Antimicrobial resistance (AMR)

20 March 20123: New bug stomper … maybe

No, not another instalment in the Starship Troopers media franchise, but an exciting development in the war against the bugs that make us sick … and sometimes kill us.

Alexander Fleming’s discovery of penicillin in 1928 was a turning point in our struggle against bacteria-caused infection. Research carried out by Fleming, and subsequently by Cecil George Paine, Howard Florey and Ernst Chain, marked the start of the systematic production and use of antibiotics, at first in developed countries and later worldwide.

Salmonella bacteria.
Image courtesy Creative Commons.

But after eighty years of use, antibacterial resistance is increasingly common. A 2014 report from the World Health Organisation states it is a threat ‘to global public health.’ The report found ‘high rates of resistance … in all WHO regions in common bacteria … ‘[i]

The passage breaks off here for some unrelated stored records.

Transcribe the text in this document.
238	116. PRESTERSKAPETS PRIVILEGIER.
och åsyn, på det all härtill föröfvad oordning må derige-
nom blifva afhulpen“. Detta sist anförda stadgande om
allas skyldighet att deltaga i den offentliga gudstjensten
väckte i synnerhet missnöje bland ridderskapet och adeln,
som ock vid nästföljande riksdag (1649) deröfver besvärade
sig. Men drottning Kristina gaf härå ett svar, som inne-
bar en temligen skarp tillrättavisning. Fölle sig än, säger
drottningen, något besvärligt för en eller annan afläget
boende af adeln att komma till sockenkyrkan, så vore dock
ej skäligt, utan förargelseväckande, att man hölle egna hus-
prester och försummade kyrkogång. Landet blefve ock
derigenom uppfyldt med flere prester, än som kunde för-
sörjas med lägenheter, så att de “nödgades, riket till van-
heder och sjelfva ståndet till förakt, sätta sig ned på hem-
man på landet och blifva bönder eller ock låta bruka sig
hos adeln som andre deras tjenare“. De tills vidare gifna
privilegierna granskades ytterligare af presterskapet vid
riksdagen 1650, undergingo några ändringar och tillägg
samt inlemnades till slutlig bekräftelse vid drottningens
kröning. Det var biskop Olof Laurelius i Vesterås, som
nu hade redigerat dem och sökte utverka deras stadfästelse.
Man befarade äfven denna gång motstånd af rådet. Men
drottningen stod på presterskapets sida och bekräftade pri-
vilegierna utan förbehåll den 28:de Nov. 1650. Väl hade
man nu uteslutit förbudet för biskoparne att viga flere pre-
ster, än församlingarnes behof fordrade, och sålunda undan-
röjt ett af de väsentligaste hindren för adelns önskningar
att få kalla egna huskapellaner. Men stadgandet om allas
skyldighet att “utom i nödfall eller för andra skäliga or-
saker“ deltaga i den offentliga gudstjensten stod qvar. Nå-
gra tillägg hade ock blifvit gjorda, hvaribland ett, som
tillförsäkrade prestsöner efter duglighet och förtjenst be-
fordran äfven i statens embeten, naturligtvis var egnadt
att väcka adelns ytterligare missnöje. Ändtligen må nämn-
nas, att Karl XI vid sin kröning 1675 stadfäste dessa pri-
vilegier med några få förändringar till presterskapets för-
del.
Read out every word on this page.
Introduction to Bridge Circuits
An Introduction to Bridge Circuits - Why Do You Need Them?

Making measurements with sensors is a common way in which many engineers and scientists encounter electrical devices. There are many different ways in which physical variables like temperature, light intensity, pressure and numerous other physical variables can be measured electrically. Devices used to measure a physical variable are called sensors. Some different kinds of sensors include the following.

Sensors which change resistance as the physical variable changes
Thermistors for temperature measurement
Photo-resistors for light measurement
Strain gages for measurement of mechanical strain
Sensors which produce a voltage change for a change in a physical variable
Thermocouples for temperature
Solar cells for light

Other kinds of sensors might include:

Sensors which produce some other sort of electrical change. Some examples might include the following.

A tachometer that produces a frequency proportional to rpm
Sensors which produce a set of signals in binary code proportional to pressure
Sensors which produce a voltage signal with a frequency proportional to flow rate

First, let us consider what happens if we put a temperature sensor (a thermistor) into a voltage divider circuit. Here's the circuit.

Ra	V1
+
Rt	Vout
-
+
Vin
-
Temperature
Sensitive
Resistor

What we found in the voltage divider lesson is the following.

A 2016 review of antimicrobial resistance commissioned by the UK Prime Minister estimated that 700,000 people died each year from resistant infections, and that by 2050 ‘ … 10 million lives a year and a cumulative 100 trillion USD of economic output (could be) at risk … ’[ii]

So it’s kind of surprising that a paper published in February in eBioMedicine with the comparatively catchy title ‘A broad-spectrum synthetic antibiotic that does not evoke bacterial resistance’[iii] might garner some attention in the media. But there’s been hardly any attention at all, if any.

These few lines indicate why the paper may prove to be very important indeed in the future:

‘ … a promising compound, COE2-2hexyl, (exhibits) broad-spectrum antibacterial activity. (It) effectively-treated mice infected with bacteria derived from sepsis patients … including a CRE K. pneumoniae strain resistant to nearly all clinical antibiotics tested. Notably, (it) did not evoke drug resistance in several pathogens tested. (It) has specific effects on multiple membrane-associated functions  … that may act together to abrogate bacterial cell viability and the evolution of drug-resistance.’

So not only did it treat bacteria (from sepsis patients) in mice, including a highly resistant strain, it did not evoke resistance and – importantly – might act against the evolution of drug resistance.

Hell, maybe COE2-2hexyl should feature in the next Starship Troopers movie. Sounds like it could take on any bug.